This repository contains a literature directory of papers on Earth Observation (EO), Machine Learning (ML), Causal Inference (CI), and Poverty Research.
@ksakamoto09 I have the following major comments and some minor in text.
1. The Review results, qualitatively, is not coming through. One reason is that we have yet not developed a proper categorization. Also, we should list our findings in the appendix at least, with their categories.
2. The Schema (or categorization) that order the review is still missing. Again, the Lundberg et al paper is what we need.
3. Not sure we need the tables in the appendix. They are just a list of keywords. I suggest removing them.
4. No clear connection between Motivation and Introduction and the section that follows (Classical Geography).

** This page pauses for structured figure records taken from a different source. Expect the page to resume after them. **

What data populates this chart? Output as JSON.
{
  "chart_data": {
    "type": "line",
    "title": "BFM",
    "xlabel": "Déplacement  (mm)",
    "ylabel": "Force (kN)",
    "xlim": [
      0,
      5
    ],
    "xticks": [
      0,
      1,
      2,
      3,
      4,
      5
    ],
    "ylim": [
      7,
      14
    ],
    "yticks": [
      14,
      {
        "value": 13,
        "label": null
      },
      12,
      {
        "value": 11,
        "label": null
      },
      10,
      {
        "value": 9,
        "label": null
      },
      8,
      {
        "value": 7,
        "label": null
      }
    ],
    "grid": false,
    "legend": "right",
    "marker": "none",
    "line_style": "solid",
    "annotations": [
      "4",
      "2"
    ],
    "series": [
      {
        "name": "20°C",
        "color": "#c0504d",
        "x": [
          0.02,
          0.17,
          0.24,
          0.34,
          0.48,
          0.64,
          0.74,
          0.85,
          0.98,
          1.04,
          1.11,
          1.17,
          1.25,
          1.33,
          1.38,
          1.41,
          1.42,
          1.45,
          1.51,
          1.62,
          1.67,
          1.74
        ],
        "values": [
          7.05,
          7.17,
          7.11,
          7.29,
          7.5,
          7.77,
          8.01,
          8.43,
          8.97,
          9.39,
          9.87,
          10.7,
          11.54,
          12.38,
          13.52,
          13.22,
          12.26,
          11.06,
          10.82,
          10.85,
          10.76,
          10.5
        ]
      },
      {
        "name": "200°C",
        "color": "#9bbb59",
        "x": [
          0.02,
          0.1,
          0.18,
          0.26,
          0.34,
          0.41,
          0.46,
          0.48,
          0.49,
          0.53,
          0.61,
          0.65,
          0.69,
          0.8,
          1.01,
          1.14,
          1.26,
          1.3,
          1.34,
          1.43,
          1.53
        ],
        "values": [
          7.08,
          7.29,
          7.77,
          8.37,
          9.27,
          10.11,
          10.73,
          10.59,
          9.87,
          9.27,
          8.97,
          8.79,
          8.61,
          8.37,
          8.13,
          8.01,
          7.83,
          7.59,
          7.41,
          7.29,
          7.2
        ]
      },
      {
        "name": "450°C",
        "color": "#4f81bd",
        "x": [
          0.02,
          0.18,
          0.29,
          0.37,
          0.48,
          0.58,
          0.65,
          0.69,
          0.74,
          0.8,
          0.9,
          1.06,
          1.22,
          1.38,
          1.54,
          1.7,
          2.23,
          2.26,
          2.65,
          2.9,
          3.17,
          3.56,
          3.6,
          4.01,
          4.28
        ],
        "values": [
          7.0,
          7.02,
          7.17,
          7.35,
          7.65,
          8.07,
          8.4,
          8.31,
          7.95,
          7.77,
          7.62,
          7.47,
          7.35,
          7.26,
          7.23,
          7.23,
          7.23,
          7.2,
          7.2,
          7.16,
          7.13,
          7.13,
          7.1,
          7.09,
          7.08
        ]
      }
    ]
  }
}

5. The difference between Section 4 and 5 needs clarification. Both are about EO and so the reader will likely confuse them. My recommendation is to have a Background section where we talk about spatial stats in one subsection and then a subsection of recent trends of using EO for measurement but not causality. Then we introduce our Review in section 5 where we discuss the finding of the literature review and the categorization. Here, we define estimands usual estimands (e.g., from ATE, to CATE, to some local average treatments, geo-RDD style), assumptions (e.g., relaxation of SUTVA).
6. When the reader starts reading section 5, it is actually unclear that they are reading the results of the review. This section reads like the rest. That is not what we want.
7. Figure 3, for EO-ML causal workflow would be an important contribution.
8. Bake together Conclusion with Discussion.
9. I am not sure Figure 1 adds much right now. It takes a lot of space with not much added value.
The following are some highlevel comments, @ksakamoto09
1. We can make the opening paragraphs stronger. It is a little generic right now. We should create a gap and relevance statement in the first paragraph by clarifying more exactly where geography of poverty may benefit from EO-ML powered causal inference. IT should be making clear why a review is relevant. For that, we can emphasize that the two streams of literature (geo of poverty) and EO-ML has up to recently evolved independently. Thus, the literature needs more information where there are synergies. This review contributes towards that.
2. In terms of section 2.5, see Lundberg et al (See attached) for summarizing methods in tables, especially if we want to include estimators. It should be made clear why the reader should think about these estimators.
3. We should also discuss common estimands .
4. As previously discussed, I am not sure we want to conduct a quantitative literature survey (section 5). Although some of the summaries are quantitative, we want to conduct a qualitative analysis of key findings in the literature. This goes back to defining a schema. While we cannot really summarize all papers, we want to highlight trends and insights based on our 46 paper and 24 preprints. That should be the core foundational results of the paper, which underpings our main contribution โ future direction, gaps, and open research questions.
5. Generally, the paper has too many subsection with short paragraphs. Either we want to build out those section with deeper discdussions or reduce the nr of sections.